Each run’s directory contains a standard set of files:
FileDescription
manifest.jsonRun metadata — ID, workflow name, start time, labels
progress.jsonlFull event stream
live.jsonLast event snapshot (overwritten during run)
checkpoint.jsonFinal execution state
retro.jsonRetrospective (if retro generation is enabled)
conclusion.jsonTerminal status (completed, failed, canceled)
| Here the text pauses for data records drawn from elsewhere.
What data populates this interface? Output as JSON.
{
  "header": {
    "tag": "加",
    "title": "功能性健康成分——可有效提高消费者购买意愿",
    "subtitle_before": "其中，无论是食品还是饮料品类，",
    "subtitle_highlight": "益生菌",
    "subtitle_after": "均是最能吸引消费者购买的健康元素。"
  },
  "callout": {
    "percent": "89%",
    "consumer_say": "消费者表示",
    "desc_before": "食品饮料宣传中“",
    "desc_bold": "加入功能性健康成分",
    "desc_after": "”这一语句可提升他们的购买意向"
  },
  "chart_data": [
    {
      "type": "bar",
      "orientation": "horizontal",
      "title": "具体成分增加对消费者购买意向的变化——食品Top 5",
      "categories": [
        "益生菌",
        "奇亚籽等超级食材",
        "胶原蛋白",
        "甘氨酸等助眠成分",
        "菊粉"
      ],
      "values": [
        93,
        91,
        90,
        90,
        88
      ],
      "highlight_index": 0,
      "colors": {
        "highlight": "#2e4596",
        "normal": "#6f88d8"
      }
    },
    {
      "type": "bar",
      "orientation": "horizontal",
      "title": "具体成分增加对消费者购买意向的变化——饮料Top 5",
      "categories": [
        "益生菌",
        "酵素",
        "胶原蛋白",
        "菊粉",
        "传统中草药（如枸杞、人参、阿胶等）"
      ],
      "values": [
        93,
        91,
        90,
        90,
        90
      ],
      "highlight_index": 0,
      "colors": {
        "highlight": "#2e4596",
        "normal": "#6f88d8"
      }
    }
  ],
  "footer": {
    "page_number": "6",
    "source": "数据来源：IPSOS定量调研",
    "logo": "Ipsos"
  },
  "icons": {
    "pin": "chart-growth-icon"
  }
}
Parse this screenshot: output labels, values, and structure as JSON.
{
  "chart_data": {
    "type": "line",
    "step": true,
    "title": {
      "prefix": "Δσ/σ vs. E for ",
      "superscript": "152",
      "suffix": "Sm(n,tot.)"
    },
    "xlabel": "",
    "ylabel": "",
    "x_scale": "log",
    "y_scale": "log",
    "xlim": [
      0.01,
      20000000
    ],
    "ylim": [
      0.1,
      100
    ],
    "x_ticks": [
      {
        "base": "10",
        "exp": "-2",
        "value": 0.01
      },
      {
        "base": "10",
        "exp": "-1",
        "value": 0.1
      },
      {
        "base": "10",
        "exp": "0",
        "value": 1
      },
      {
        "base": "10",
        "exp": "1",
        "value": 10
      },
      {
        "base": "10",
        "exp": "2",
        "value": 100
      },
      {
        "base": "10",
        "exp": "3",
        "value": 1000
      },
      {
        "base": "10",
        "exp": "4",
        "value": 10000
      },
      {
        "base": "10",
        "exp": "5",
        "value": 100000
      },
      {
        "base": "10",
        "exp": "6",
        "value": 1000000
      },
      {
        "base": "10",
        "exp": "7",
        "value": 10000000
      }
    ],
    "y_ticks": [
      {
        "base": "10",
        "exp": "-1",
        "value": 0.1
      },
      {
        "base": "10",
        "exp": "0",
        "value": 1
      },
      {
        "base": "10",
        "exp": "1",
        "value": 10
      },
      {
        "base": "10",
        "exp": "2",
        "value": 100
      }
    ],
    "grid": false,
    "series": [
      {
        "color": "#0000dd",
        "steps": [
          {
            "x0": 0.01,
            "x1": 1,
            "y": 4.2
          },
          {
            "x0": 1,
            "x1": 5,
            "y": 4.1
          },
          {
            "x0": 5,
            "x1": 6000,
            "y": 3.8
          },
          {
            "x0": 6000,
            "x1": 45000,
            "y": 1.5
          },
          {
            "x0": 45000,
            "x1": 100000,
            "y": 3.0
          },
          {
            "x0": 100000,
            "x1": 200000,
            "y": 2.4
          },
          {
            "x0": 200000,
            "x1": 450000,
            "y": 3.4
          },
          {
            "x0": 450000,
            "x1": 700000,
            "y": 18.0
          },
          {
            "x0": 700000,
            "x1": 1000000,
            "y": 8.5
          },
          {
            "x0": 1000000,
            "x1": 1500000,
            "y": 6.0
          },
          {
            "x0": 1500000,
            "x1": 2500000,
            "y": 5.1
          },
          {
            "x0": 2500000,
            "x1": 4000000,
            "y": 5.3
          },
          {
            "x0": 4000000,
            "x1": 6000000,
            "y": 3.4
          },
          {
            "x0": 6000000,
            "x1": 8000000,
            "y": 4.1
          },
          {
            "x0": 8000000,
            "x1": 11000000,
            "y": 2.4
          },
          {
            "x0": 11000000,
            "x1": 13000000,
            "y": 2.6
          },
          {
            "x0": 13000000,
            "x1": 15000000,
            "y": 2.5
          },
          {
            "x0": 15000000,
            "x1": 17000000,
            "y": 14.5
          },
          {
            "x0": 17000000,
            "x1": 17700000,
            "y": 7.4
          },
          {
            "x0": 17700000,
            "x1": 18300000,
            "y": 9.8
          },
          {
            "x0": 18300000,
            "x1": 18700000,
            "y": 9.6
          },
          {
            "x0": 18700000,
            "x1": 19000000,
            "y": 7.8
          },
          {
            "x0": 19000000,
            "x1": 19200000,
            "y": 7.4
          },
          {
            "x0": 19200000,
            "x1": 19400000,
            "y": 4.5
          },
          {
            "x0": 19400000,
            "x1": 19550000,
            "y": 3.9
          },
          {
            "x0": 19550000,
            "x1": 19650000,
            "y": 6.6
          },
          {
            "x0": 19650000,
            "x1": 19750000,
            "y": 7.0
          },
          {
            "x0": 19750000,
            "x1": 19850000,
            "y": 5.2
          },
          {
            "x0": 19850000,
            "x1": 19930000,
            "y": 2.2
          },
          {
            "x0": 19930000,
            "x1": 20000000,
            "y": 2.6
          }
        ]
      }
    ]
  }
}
Inspecting stages and turns

The API provides endpoints for drilling into individual stages and the agent turns within them. See the stages and turns API reference for details.

Insights (SQL analytics)

The Insights feature lets you run SQL queries across your run data using DuckDB. This is useful for aggregate analysis — finding slow workflows, tracking failure rates, comparing model costs, and spotting trends. Insights is managed through the Insights API endpoints. You can save, update, and execute queries programmatically.

Example queries

Average run duration by workflow:
SELECT workflow_name, AVG(duration_seconds) as avg_duration,
       COUNT(*) as run_count
FROM runs
GROUP BY workflow_name
ORDER BY avg_duration DESC
LIMIT 20
Daily failure rate:
SELECT date_trunc('day', created_at) as day,
       COUNT(*) FILTER (WHERE status = 'failed') as failures,
       COUNT(*) as total
FROM runs
GROUP BY 1
ORDER BY 1 DESC
LIMIT 30
Top repositories by activity:
SELECT repo, COUNT(*) as runs
FROM runs
GROUP BY repo
ORDER BY runs DESC

Aggregate usage

The API server tracks aggregate usage counters across all runs — total run count, total runtime, and per-model breakdowns of token usage and cost. See the usage endpoint in the API reference. Counters reset on server restart.
Fabro web UI run usage showing per-stage and per-model token and cost breakdown

Credential redaction

All event output — progress.jsonl, SSE streams, and log files — is automatically redacted before being written. Fabro detects and replaces patterns that look like API keys, AWS credentials, bearer tokens, and other secrets with REDACTED. This ensures sensitive values that appear in tool call arguments or command output are never persisted to disk.